The reduction in plasma leptin, resistin, and TNF-α and elevation in plasma adiponectin by the doenjang samples could also be partly responsible for their hypolipidemic effect in mice under high fat diet condition. The adipokines are protein hormones secreted by adipose tissues that are involved in the regulation of lipid and glucose metabolism.( The production and release of leptin, resistin, and TNF-α are associated with the progression of obesity.( The adiponectin, on the other hand, is inversely related with obesity and has anti-atherosclerotic and anti-inflammatory properties.( The marked increase in the amount of adipose tissues could have resulted in the elevation in the leptin, resistin, and TNF-α concentrations, and decrease in adiponectin level in high fat-fed mice. On the other hand, the reduced leptin, resistin, and TNF-α levels and enhanced adiponectin concentration found in doenjang-fed mice relative to the HF group suggest that the expressions and secretion of these adipokines were influenced by the reduced amount of body fat, leading to decreased concentrations of plasma triglyceride and cholesterol in these animals.
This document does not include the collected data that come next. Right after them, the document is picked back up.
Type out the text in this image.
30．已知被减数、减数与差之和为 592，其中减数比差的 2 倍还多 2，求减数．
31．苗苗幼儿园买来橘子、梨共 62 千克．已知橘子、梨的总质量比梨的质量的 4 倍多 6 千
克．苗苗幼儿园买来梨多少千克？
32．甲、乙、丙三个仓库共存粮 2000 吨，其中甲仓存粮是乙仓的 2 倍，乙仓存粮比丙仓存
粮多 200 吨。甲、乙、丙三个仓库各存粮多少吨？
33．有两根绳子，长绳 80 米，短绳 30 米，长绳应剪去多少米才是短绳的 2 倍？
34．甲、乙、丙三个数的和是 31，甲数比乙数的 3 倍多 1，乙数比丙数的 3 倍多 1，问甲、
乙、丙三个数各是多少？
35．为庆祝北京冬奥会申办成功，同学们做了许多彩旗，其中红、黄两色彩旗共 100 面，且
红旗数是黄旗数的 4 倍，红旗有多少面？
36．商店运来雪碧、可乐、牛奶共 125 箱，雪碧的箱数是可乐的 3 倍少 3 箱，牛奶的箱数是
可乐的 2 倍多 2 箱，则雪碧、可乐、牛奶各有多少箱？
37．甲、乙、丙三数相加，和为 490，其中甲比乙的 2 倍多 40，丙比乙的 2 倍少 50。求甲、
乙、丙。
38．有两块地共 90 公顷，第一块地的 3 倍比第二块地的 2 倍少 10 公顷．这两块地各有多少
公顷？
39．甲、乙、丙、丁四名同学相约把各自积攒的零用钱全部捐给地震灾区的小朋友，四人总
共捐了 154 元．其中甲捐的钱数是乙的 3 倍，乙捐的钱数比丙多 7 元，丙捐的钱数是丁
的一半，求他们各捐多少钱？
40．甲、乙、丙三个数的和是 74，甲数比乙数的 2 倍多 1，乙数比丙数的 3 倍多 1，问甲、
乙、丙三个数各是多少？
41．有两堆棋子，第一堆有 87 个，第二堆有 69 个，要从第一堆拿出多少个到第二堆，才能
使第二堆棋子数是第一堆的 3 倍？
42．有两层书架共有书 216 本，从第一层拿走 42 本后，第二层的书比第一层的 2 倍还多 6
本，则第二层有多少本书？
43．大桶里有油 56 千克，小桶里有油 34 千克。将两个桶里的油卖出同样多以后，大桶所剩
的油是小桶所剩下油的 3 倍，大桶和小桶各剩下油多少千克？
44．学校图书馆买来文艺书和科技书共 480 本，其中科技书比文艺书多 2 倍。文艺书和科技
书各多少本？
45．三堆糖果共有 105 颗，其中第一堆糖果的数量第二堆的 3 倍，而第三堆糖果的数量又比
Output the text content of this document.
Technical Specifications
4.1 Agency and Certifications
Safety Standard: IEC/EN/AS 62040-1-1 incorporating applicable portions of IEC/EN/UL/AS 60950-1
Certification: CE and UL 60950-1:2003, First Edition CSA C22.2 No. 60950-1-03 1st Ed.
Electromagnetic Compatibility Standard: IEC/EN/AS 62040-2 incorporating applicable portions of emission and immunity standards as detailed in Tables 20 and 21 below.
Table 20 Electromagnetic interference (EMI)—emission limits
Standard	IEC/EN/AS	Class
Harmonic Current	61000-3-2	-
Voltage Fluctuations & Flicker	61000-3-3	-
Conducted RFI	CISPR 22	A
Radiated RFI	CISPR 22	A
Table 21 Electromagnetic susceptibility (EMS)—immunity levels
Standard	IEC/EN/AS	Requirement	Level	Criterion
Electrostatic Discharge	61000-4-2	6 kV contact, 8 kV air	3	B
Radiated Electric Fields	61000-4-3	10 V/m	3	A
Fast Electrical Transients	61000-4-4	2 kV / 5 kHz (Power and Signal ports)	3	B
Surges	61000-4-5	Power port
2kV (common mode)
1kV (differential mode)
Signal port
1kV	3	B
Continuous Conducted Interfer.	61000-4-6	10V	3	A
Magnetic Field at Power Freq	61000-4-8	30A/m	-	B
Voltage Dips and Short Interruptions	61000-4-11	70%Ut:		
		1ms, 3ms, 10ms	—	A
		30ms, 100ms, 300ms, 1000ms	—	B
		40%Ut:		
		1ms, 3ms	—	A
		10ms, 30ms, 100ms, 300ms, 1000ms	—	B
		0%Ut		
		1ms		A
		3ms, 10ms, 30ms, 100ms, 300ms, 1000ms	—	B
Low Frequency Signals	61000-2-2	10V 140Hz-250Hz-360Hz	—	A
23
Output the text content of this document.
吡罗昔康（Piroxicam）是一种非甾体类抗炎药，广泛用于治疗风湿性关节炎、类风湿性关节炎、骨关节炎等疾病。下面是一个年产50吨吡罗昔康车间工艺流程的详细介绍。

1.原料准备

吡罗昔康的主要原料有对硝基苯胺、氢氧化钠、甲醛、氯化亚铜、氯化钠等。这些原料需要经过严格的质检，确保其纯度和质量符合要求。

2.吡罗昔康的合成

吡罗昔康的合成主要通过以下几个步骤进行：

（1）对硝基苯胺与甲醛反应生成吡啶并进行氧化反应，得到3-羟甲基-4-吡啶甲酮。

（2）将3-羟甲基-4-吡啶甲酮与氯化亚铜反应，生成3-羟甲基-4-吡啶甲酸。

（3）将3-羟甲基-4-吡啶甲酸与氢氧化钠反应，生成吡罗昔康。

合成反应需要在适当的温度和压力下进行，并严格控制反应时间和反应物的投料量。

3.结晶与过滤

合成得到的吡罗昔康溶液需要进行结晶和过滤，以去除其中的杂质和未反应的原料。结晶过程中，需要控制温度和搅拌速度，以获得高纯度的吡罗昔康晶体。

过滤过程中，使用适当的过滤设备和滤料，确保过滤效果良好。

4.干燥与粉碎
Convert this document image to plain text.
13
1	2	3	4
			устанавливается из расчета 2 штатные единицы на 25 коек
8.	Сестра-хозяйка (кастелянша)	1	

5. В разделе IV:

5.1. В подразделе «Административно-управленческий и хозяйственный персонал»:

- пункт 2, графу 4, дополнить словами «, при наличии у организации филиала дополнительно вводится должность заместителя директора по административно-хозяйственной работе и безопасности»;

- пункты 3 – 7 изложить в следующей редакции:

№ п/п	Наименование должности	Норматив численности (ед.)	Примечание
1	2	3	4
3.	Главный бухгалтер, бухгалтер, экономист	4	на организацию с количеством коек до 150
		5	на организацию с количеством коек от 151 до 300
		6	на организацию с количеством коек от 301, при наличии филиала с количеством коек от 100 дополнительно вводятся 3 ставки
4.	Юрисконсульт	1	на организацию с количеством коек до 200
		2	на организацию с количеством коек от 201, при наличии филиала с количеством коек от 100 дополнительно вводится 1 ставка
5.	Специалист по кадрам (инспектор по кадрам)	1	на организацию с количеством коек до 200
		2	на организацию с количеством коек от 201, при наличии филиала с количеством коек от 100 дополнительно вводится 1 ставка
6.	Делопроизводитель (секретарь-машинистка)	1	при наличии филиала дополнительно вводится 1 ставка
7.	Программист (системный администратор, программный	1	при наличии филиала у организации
In conclusion, results of this study illustrate that dietary feeding of doenjang markedly suppressed the body weight gain, decreased the amount of body fat, and improved the lipid profile through inhibition of hepatic and adipocyte lipogenesis and modulation of adipokine production in high fat-fed mice. Compared with soybean doenjang, the brown rice doenjang showed relatively lower hypolipidemic activity. However, addition of rice bran or red ginseng marc in doenjang preparation significantly enhanced its physiological effect that was comparable with that of soybean. Brown rice, in combination with rice bran or red ginseng marc, may be useful as a functional biomaterial for the preparation of doenjang with strong preventive action against high fat diet-induced hyperlipidemia and obesity.